Color-based colony-sectoring assay for CEN plasmid missegregation in C. glabrata. A visual assay was established to accurately measure the rates of plasmid loss per generation (see Materials and Methods). Strain CgHTUA was transformed with derivatives of the vector pBMΔP containing the various centromeres depicted in Fig. 4C (for details, see Materials and Methods). (A) CgHTUA/pBM-WT; (B) CgHTUA/pBM-Δ292; (C) CgHTUA/pBM-ΔID-Δ200; (D) CgHTUA/pBM-Δ308; (E) CgHTUA/pBM-ΔCEN; (F to N) colonies in various stages of sectoring; (F) CgHTUA-pBM-WT; (N) CgHTUA.

TABLE 3.

Rates of plasmid loss observed with CDEI mutant centrometers (sectoring assay)

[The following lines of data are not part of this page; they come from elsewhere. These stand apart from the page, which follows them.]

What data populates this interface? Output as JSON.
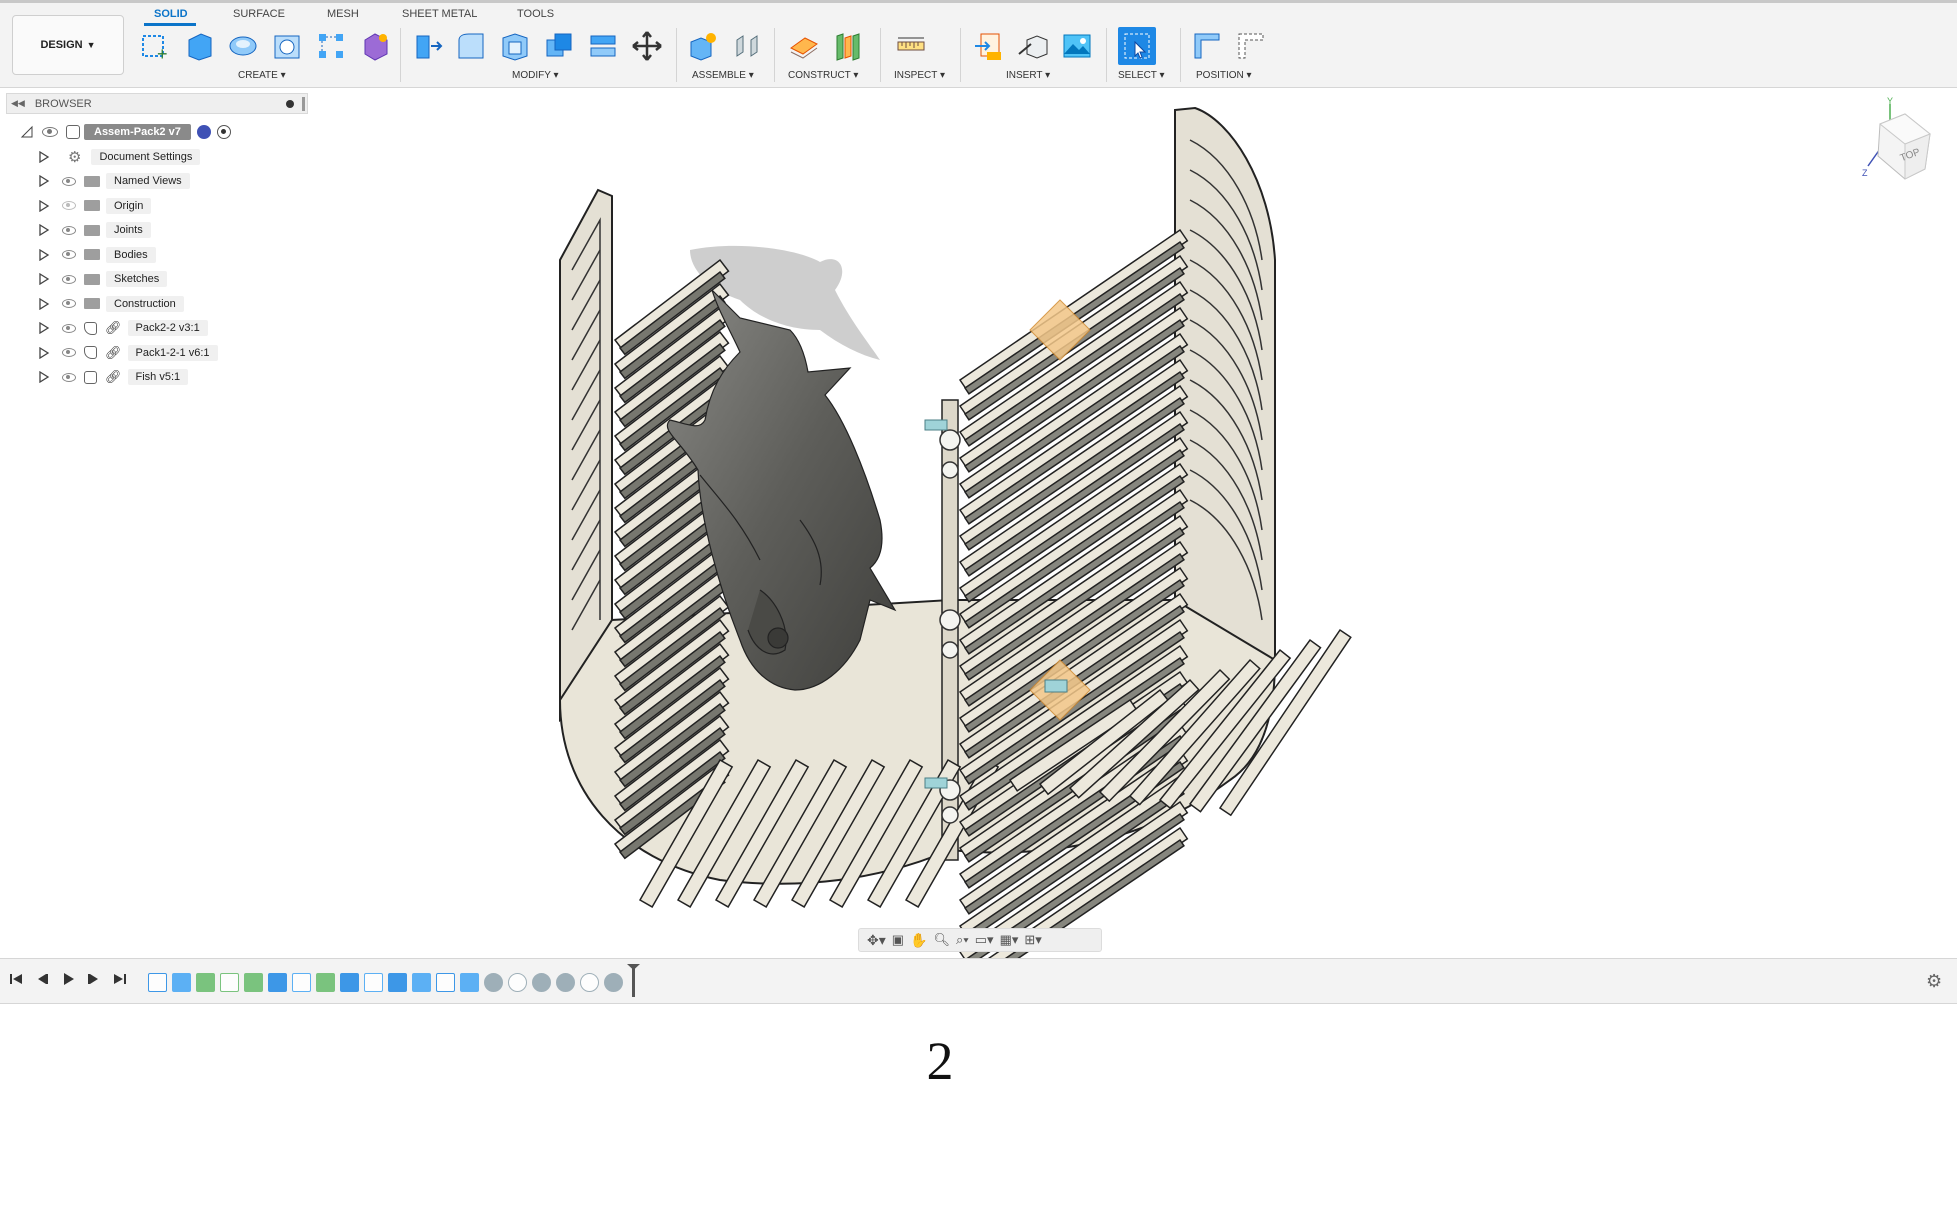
{
  "app": {
    "workspace_label": "DESIGN",
    "tabs": [
      {
        "label": "SOLID",
        "active": true
      },
      {
        "label": "SURFACE",
        "active": false
      },
      {
        "label": "MESH",
        "active": false
      },
      {
        "label": "SHEET METAL",
        "active": false
      },
      {
        "label": "TOOLS",
        "active": false
      }
    ],
    "accent_color": "#0b74c9"
  },
  "toolbar": {
    "groups": [
      {
        "label": "CREATE ▾",
        "icons": [
          "new-sketch-icon",
          "extrude-icon",
          "revolve-icon",
          "hole-icon",
          "pattern-icon",
          "create-form-icon"
        ]
      },
      {
        "label": "MODIFY ▾",
        "icons": [
          "press-pull-icon",
          "fillet-icon",
          "shell-icon",
          "combine-icon",
          "split-body-icon",
          "move-icon"
        ]
      },
      {
        "label": "ASSEMBLE ▾",
        "icons": [
          "new-component-icon",
          "joint-icon"
        ]
      },
      {
        "label": "CONSTRUCT ▾",
        "icons": [
          "offset-plane-icon",
          "midplane-icon"
        ]
      },
      {
        "label": "INSPECT ▾",
        "icons": [
          "measure-icon"
        ]
      },
      {
        "label": "INSERT ▾",
        "icons": [
          "insert-mesh-icon",
          "insert-derive-icon",
          "canvas-icon"
        ]
      },
      {
        "label": "SELECT ▾",
        "icons": [
          "select-icon"
        ]
      },
      {
        "label": "POSITION ▾",
        "icons": [
          "capture-position-icon",
          "revert-position-icon"
        ]
      }
    ]
  },
  "browser": {
    "title": "BROWSER",
    "root": {
      "label": "Assem-Pack2 v7"
    },
    "items": [
      {
        "label": "Document Settings",
        "icon": "gear-icon"
      },
      {
        "label": "Named Views",
        "icon": "folder-icon"
      },
      {
        "label": "Origin",
        "icon": "folder-icon"
      },
      {
        "label": "Joints",
        "icon": "folder-icon"
      },
      {
        "label": "Bodies",
        "icon": "folder-icon"
      },
      {
        "label": "Sketches",
        "icon": "folder-icon"
      },
      {
        "label": "Construction",
        "icon": "folder-icon"
      },
      {
        "label": "Pack2-2 v3:1",
        "icon": "component-link-icon"
      },
      {
        "label": "Pack1-2-1 v6:1",
        "icon": "component-link-icon"
      },
      {
        "label": "Fish v5:1",
        "icon": "body-link-icon"
      }
    ]
  },
  "viewcube": {
    "face_label": "TOP"
  },
  "timeline": {
    "controls": [
      "skip-to-start-icon",
      "step-back-icon",
      "play-icon",
      "step-forward-icon",
      "skip-to-end-icon"
    ]
  },
  "page": {
    "number": "2"
  }
}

Plasmid Total no. of coloniesa Mean frequency of loss (± SD)/ cell divisionb Relative frequency of loss
pBM-WT 2,927 (2) 1.6 (±1.2) × 10−2 1
pBM-Δ200 7,663 (3) 2.8 (±0.4) × 10−2 1.75
pBM-Δ292 8,791 (4) 3.3 (±0.7) × 10−2 2
pBM-ΔID 7,504 (3) 7.8 (±1.0) × 10−2 4.9
pBM-ΔIR 8,926 (4) 8.3 (±1.6) × 10−2 5.2
pBM-ΔIE 6,469 (3) 6.7 (±0.4) × 10−2 4.2
pBM-ΔID-Δ200 3,429 (3) 2.5 (±1.1) × 10−1 15.6
pBM-Δ308 693 ++ NDc
pBM-ΔCEN 763 ++ ND
a

Numbers in parentheses are numbers of independent experiments whose results were summarized. 

b

Loss rate/cell division = number of half-sectored colonies/(total number of colonies − number of red colonies). ++, too high to quantitate by the sectoring assay. 

c

ND, not determined. 

TABLE 4.

Rates of plasmid loss observed with CDEI mutant centromeres determined by replica-plating assay

Plasmid No. of colonies on YPDa No. of colonies on selective medium Plasmid loss frequency (± SD)b Relative loss frequencyc
pBM-WT 428 (1) 425 7 × 10−3 1
PBM-Δ278-6/6R 3,872 (3) 1,790 5.4 (±0.6) × 10−1 77
pBM-Δ308 1,858 (2) 940 4.9 (±0.1) × 10−1 70
pBM-ΔCEN 2,608 (2) 647 7.5 (±0.3) × 10−1 107
a

Numbers in parenthesese indicate the numbers of independent experiments whose results were summarized. 

b

Number of colonies on YPD − number of colonies on selective medium/number of colonies on YPD. 

c

Normalized to the loss frequency of the wild type. 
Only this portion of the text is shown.